Memo to Elon: If you intend to ditch “The Twitter Rules” (aka Twitter’s content moderation policies), you can say goodbye to many of Twitter’s digital advertisers and welcome a new cadre of bailiffs global regulators determined to prevent Twitter from repeating those glory days. If you want to transform Twitter into an ad-free version of Telegram or Gab, go ahead.

Advertisers will not tolerate their ads being amplified along with harmful speech. Case in point: the Coalition for a Safer Web (CSW) recently requested Twitter to purge the Twitter account of the rabidly anti-Semitic neo-Nazi “National Justice Party (NJP)”. NJP’s account had over 50 major US corporate ads amplified. Advertisers contacted by CSW were furious when they learned that their ads legitimized a radical white supremacist organization that incited violence.

In the hoopla surrounding Musk’s bold free speech narrative, let’s not forget that it didn’t take long after Twitter was created in 2006 for its executives to discover that there are many bad actors, who easily started to hijack Twitter to spread the hate, incite terrorism, empower autocrats, facilitate sex traffickingY allow criminal enterprises – just to name a few of the Twitter transgression realities that require constant internal moderation of content.

As the reality of bad actors crashed Twitter’s “free speech” party, a whole new cottage industry of content moderators armed with a bunch of guidelines emerged, forcing Twitter to oscillate between arbitrary censorship Y public security. And every country where Twitter operated developed its own rules and regulations that govern Twitter’s conduct, complicating any effort by Twitter management to enforce a “one size fits all” user guide policy.

Case in point: last Saturday, the European Union adopted the Digital Services Law (DSA) forcing social media platforms to remove flagged hate speech, terrorist propaganda and other content deemed illegal by the European Union. Does Musk think he can bypass the DSA, thereby risking billions of dollars in fines?

At least among members of the European Union, the DSA will finally end the sloppy policies of self-regulation and arbitrary censorship that every social media platform has adopted. It will be one of many rude awakenings Musk will have when he takes over.

For the same reasons the EU adopted the DSA, Musk’s takeover of Twitter adds more urgency for Congress to finally hold social media companies accountable for basic missteps enabled by their platforms against the American public.

Under Section 230 of the Communications Decency Act, YouTube, Twitter, TikTok, Facebook, and other major social media platforms have their own rules and regulations that prescribe what speech is allowed and what is not, and no one is responsible for the consequences. of your policies

Harmonizing these arbitrary rules into a code of understandable standards would make Musk’s job easier. That’s why the Coalition for a Safer Web proposed the formation of a new Social Media Standards Board (SMSB).

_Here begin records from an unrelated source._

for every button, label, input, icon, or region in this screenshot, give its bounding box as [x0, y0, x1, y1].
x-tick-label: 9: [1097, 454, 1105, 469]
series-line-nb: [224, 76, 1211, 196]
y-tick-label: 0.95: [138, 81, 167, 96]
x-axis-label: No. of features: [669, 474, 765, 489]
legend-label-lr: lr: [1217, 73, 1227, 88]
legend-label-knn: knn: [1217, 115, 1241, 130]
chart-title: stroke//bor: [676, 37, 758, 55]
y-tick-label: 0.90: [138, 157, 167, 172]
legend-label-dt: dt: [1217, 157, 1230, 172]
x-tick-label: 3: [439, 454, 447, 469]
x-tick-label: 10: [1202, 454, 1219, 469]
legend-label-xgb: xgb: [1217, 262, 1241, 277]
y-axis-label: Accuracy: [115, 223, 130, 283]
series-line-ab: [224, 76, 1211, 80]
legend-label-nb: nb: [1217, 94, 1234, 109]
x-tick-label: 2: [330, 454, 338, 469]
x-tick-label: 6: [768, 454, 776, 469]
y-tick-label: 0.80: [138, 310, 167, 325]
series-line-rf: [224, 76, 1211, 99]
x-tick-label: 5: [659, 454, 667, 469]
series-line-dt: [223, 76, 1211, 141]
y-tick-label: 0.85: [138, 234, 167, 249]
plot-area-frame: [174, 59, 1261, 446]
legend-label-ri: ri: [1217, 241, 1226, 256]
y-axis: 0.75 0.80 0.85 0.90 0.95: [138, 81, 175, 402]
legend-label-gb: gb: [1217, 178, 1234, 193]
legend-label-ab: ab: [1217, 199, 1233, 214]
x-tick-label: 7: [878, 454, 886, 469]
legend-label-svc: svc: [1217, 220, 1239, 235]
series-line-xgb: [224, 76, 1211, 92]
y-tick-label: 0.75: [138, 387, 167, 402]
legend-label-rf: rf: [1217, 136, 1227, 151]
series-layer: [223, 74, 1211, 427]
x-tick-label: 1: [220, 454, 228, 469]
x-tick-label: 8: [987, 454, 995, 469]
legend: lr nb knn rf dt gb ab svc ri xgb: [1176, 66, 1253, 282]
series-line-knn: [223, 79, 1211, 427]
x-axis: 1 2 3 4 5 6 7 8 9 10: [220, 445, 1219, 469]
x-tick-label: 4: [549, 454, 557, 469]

An SMSB would not only develop and monitor compliance with an unbiased code of harmful speech, but also provide social media users with a resource to protest code violations by the platform and monitor algorithm amplification. The SMSB could be empowered by Congress to lift the Section 230 immunity of social media platforms that consistently violate the code.

The rising tide of domestic extremism and the Possible return of Donald Trump to Twitter should be reason enough for Congress and the Biden administration to stop whistling past the Twitter graveyard. Allowing Musk to establish an entirely new set of “free speech” Twitter content moderation policies is not a solution to the plague of harm Americans suffer from privately run social media platforms.

Marc Ginsberg served as the US ambassador to Morocco during the presidency of Bill Clinton; He previously served as Deputy Senior Advisor to the President for Middle East Policy and was a legislative aide to Senator Edward Kennedy. He is currently president of the Coalition for a Safer Web, a nonprofit social media watchdog group.